No 55º/1 alínea c) temos as pessoas colectivas tanto as públicas como as privadas, sendo que estas actuam ao abrigo do princípio da especialidade.

No 55º/1 alínea d) encontra-se a possibilidade (inovadora) de um orgão administrativo impugnar actos praticados por outros orgãos da mesma pessoa colectiva, o que origina litígios dentro da mesma pessoa colectiva.

O 55º/1 alínea e) atribui legitimidade aos presidentes de orgãos colegiais de impugnarem actos praticados por esses orgãos, mas apenas nos casos previstos na lei. Encontramos um desses casos no 14º/4 do Código de Procedimento Administrativo.

Quase a terminar temos a alínea f) que volta a referir as pessoas e entidades do 9º/2, de referir que o Ministério Público age ao abrigo da alínea b) e não com as limitações do 9º/2.

Por fim temos o 55º/2 que prevê a acção popular local ou autárquica.



Passo agora pra a acção de condenação à prática de acto devido, que tem a sua regra de legitimidade no artigo 68º do CPTA. Temos neste caso cinco categorias de pessoas e entidades legitimadas a pedir a condenação à prática de um acto administrativo legalmente devido.

Na alínea a) tem legitimidade quem alegue ser titular de um direito ou interesse legalmente protegido, dirigido à emissão do acto ilegalmente omitido ou recusado. Aqui diferentemente do que acontece no 55º/1 a) não basta a invocação pelo autor, da titularidade de um mero interesse directo e pessoal, é necessário que o autor demonstre que tem efectivamente um direito ou um interesse legalmente protegido à emissão de um acto. O que prende com o facto de neste tipo de pretensão, o autor requerer a prática de um acto que já tinha sido pelo próprio pedido anteriormente à Administração e por esta lhe foi ilegalmente recusado ou omitido.

Tal como prevê o 55º/1 alíneas c) e f) também o 68º/1 atribui legitimidade a essas pessoas e entidades nas suas alíneas b) e d), respectivamente.

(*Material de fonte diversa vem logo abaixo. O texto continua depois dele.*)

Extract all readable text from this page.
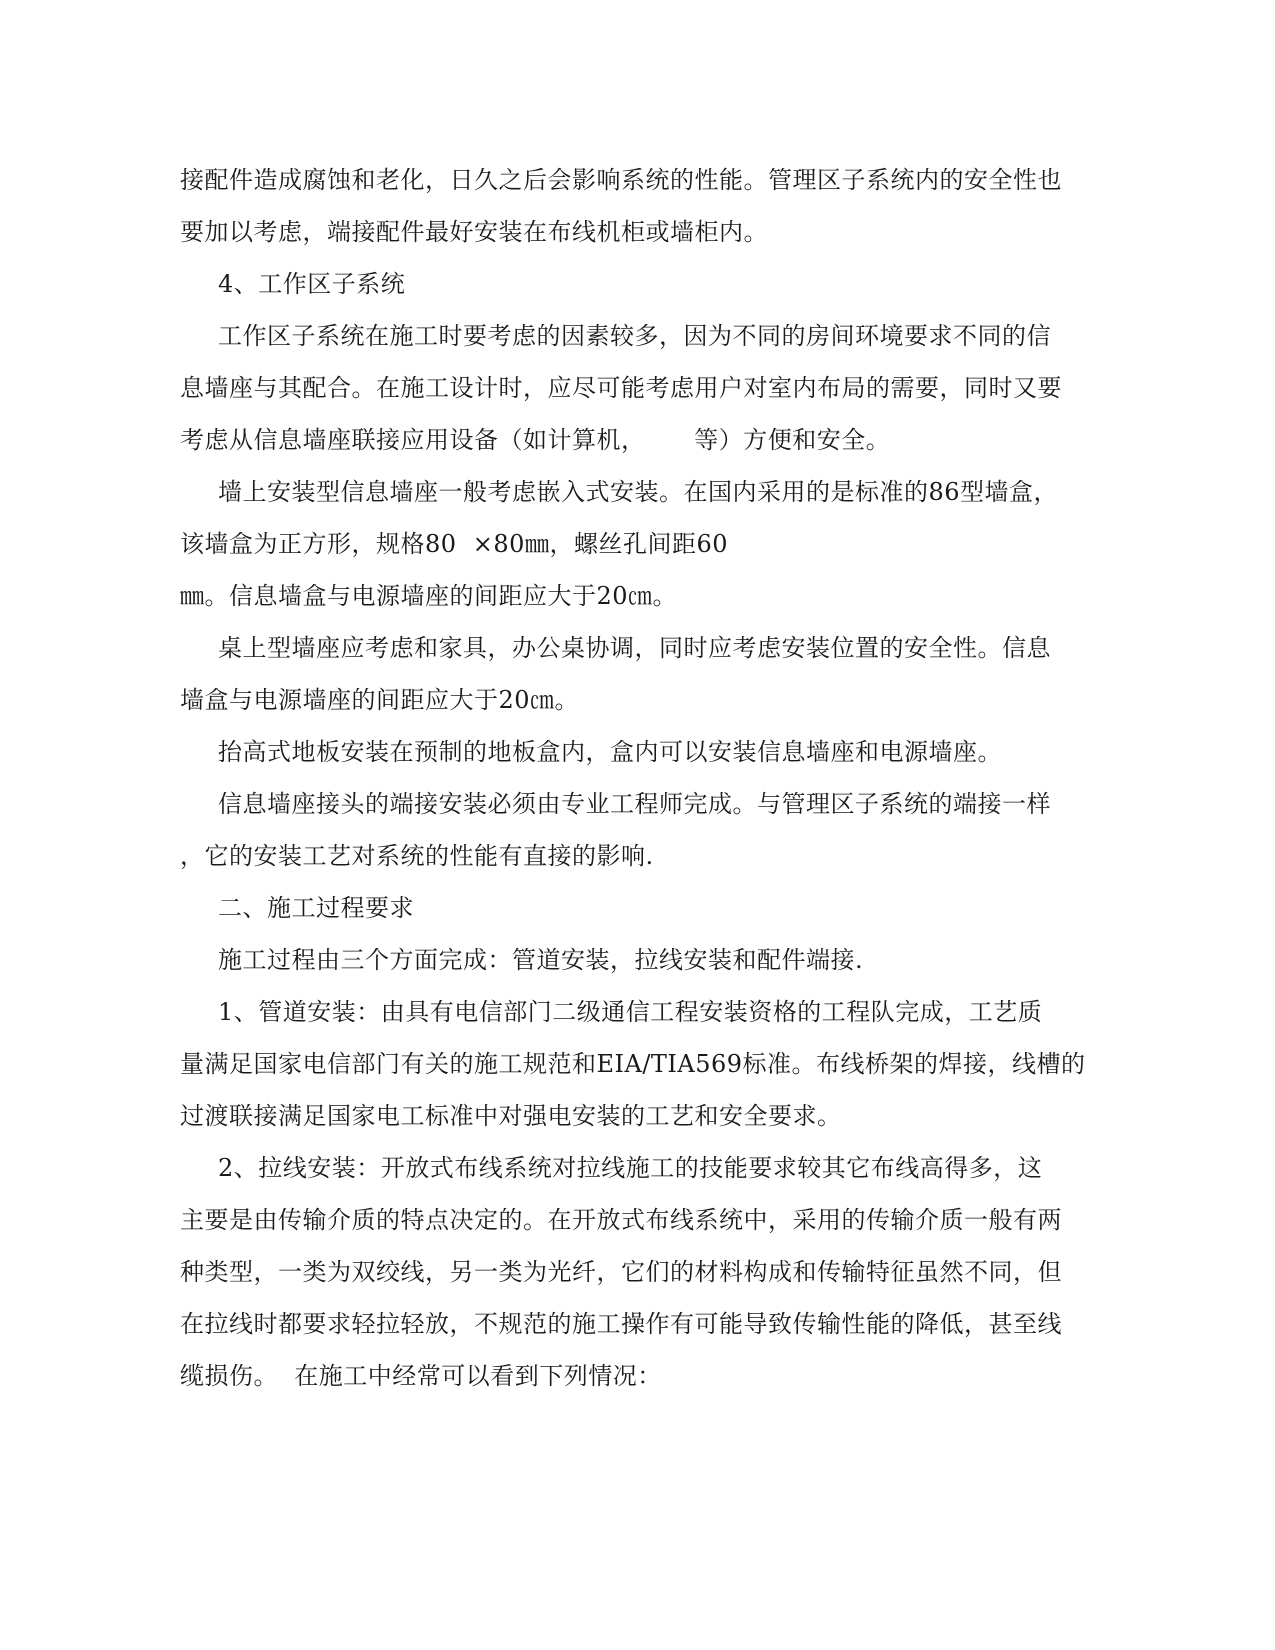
接配件造成腐蚀和老化，日久之后会影响系统的性能。管理区子系统内的安全性也
要加以考虑，端接配件最好安装在布线机柜或墙柜内。
4、工作区子系统
工作区子系统在施工时要考虑的因素较多，因为不同的房间环境要求不同的信
息墙座与其配合。在施工设计时，应尽可能考虑用户对室内布局的需要，同时又要
考虑从信息墙座联接应用设备（如计算机，      等）方便和安全。
墙上安装型信息墙座一般考虑嵌入式安装。在国内采用的是标准的86型墙盒，
该墙盒为正方形，规格80  ×80㎜，螺丝孔间距60
㎜。信息墙盒与电源墙座的间距应大于20㎝。
桌上型墙座应考虑和家具，办公桌协调，同时应考虑安装位置的安全性。信息
墙盒与电源墙座的间距应大于20㎝。
抬高式地板安装在预制的地板盒内，盒内可以安装信息墙座和电源墙座。
信息墙座接头的端接安装必须由专业工程师完成。与管理区子系统的端接一样
，它的安装工艺对系统的性能有直接的影响.
二、施工过程要求
施工过程由三个方面完成：管道安装，拉线安装和配件端接.
1、管道安装：由具有电信部门二级通信工程安装资格的工程队完成，工艺质
量满足国家电信部门有关的施工规范和EIA/TIA569标准。布线桥架的焊接，线槽的
过渡联接满足国家电工标准中对强电安装的工艺和安全要求。
2、拉线安装：开放式布线系统对拉线施工的技能要求较其它布线高得多，这
主要是由传输介质的特点决定的。在开放式布线系统中，采用的传输介质一般有两
种类型，一类为双绞线，另一类为光纤，它们的材料构成和传输特征虽然不同，但
在拉线时都要求轻拉轻放，不规范的施工操作有可能导致传输性能的降低，甚至线
缆损伤。  在施工中经常可以看到下列情况：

Mantendo-se aqui todas as considerações feitas a propósito das mesmas.

Também neste tipo de acções é concedida legitimidade ao Ministério Público (alínea c) mas aqui com algumas limitações, ou seja circunscreve-se às situações de omissão ilegal em que o dever de praticar o acto administrativo resulte directamente da lei e esteja em causa a ofensa de direitos fundamentais, de um interesse público relevante ou de qualquer dos valores e bens referidos no 9º/2. Assim a acção do Ministério Público além de se dirigir ao cumprimento da lei ter de ter um vista a defesa de valores constitucionalmente protegidos.



Como terceiro tipo de pretensão temos as acções de impugnação de normas regulamentares, cuja legitimidade está prevista no artigo 73º/1, 2, 3 e 4 do CPTA, de forma explícita, não levantando quaisquer problemas.



Por último temos a acção destinada a pedir a declaração de ilegalidade por omissão de normas regulamentares, cuja legitimidade está regulada no artigo 77º/1 do CPTA.